The plugin ecosystem is overwhelming—new MCPs, CLIs, frameworks, and skills appear daily, making it nearly impossible to separate genuinely useful tools from noise. Chase H cuts through this chaos by presenting ten tools he actually uses daily, with installation commands, use cases, and honest assessments of which ones deliver real value.
Superbase: CLI Trumps MCP
The first tool highlights a critical insight: when given a choice between an MCP server and a CLI version, always choose the CLI. While the Superbase MCP server works, the Superbase CLI offers superior performance because it runs directly in the terminal rather than requiring additional overhead. Both handle databases and authentication equally well—Superbase even offers a generous free tier—but the installation differs slightly. The CLI approach aligns better with how Claude Code operates: purpose-built for AI coding agents.
Skill Creator from Anthropic
The skill creator represents the most powerful addition to Claude Code's toolkit. It enables users to create, modify, and evaluate existing skills while measuring their performance through A/B testing. Before this tool, developers relied on gut feelings rather than data to determine whether a skill actually improved outputs. The installation is straightforward: search for "skill creator" in the plugins marketplace.
GSD Framework
The Get Stuff Done framework serves as an orchestration layer that fundamentally changes how Claude Code creates projects. It enforces specification-driven development, breaking projects into phased features while managing context windows to prevent degraded output quality from accumulated context. Installation requires a single command from GitHub, and new projects start through the `/gsd` command.
Notebook LM CLI
This tool connects Notebook LM directly to Claude Code's terminal, enabling research, analysis, and content creation without requiring an official API. Users can generate videos, infographics, slide decks, flashcards, podcasts, and more—all through natural language commands. The installation involves copying commands from the Notebook LM-PI GitHub page, followed by logging into the browser-based tool.
Obsidian Integration
Obsidian works exceptionally well as a personal AI assistant context, where accumulated text files and markdown documents benefit from seeing how ideas connect. No CLI or skill installation is required—simply download Obsidian, create a designated vault folder, open Claude Code in that folder, and specify that all markdown files should follow Obsidian conventions.
Versel CLI
Versel simplifies deployment management with a straightforward CLI and free tier. Installation follows the standard pattern: ask Claude Code to install the Versel CLI, then add the corresponding skill from their website for deployment status checks integrated into agent loops.

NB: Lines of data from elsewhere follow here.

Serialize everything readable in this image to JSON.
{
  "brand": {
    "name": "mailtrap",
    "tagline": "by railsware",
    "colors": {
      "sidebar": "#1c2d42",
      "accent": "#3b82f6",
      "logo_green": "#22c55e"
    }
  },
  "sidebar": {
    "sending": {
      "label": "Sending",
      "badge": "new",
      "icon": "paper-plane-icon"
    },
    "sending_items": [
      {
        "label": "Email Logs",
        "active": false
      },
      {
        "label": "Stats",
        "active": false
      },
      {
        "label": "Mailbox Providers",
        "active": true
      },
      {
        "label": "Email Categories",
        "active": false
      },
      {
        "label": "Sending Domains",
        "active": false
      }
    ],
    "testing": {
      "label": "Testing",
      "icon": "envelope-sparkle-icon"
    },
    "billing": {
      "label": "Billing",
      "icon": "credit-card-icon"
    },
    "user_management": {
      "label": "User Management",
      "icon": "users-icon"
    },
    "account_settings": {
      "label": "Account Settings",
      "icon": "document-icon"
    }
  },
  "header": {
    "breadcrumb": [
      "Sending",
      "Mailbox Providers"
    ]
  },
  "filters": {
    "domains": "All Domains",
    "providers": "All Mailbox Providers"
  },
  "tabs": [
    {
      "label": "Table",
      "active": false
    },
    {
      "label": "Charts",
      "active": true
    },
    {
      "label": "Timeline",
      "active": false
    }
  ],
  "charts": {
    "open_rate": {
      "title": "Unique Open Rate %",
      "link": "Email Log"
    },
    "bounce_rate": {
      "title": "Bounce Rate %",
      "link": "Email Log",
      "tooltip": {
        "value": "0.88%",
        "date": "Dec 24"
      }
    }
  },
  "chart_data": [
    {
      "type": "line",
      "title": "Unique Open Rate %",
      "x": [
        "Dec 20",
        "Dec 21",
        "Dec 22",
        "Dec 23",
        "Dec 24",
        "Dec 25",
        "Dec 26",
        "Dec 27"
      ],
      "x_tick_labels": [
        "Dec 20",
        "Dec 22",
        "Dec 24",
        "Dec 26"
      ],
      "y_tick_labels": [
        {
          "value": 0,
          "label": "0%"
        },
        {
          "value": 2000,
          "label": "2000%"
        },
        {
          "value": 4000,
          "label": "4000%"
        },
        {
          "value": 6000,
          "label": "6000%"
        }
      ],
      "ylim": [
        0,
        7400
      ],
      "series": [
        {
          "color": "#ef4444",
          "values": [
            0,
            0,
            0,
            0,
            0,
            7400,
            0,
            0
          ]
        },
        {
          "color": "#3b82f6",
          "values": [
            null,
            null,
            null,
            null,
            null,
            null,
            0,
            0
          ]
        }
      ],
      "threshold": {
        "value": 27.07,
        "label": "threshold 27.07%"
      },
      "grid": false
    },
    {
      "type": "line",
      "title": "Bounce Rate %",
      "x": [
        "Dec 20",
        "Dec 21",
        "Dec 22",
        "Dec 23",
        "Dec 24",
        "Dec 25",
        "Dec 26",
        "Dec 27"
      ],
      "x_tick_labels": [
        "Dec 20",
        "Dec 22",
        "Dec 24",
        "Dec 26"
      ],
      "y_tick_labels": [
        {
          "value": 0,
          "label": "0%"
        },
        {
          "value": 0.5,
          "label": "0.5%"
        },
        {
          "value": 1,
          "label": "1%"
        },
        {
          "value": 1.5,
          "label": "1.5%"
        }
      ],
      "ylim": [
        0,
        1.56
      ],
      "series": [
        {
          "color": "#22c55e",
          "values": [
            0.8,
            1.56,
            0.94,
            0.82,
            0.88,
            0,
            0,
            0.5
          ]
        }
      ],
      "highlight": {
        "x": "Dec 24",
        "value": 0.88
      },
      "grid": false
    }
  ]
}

When given a choice between MCPs and CLIs, always choose the CLI—it's purpose-built for AI coding agents.
Playwright CLI
Playwright enables browser automation capabilities that let Claude Code interact directly with websites. The tool handles complex tasks like filling shopping carts or performing transactions on platforms like Amazon. Installation is straightforward through standard commands.
Critics might note that this approach prioritizes developer productivity over exploring alternative agent architectures—some argue MCPs offer better standardization, even if slower to implement.
Bottom Line
Chase H succeeds at making an overwhelming ecosystem navigable by focusing exclusively on tools he uses daily. The strongest argument runs through the entire piece: CLI tools outperform MCPs for AI coding agents because they're purpose-built for terminal environments. The vulnerability is that some tools mentioned lack full deep dives—readers may want more detail before committing time to installation.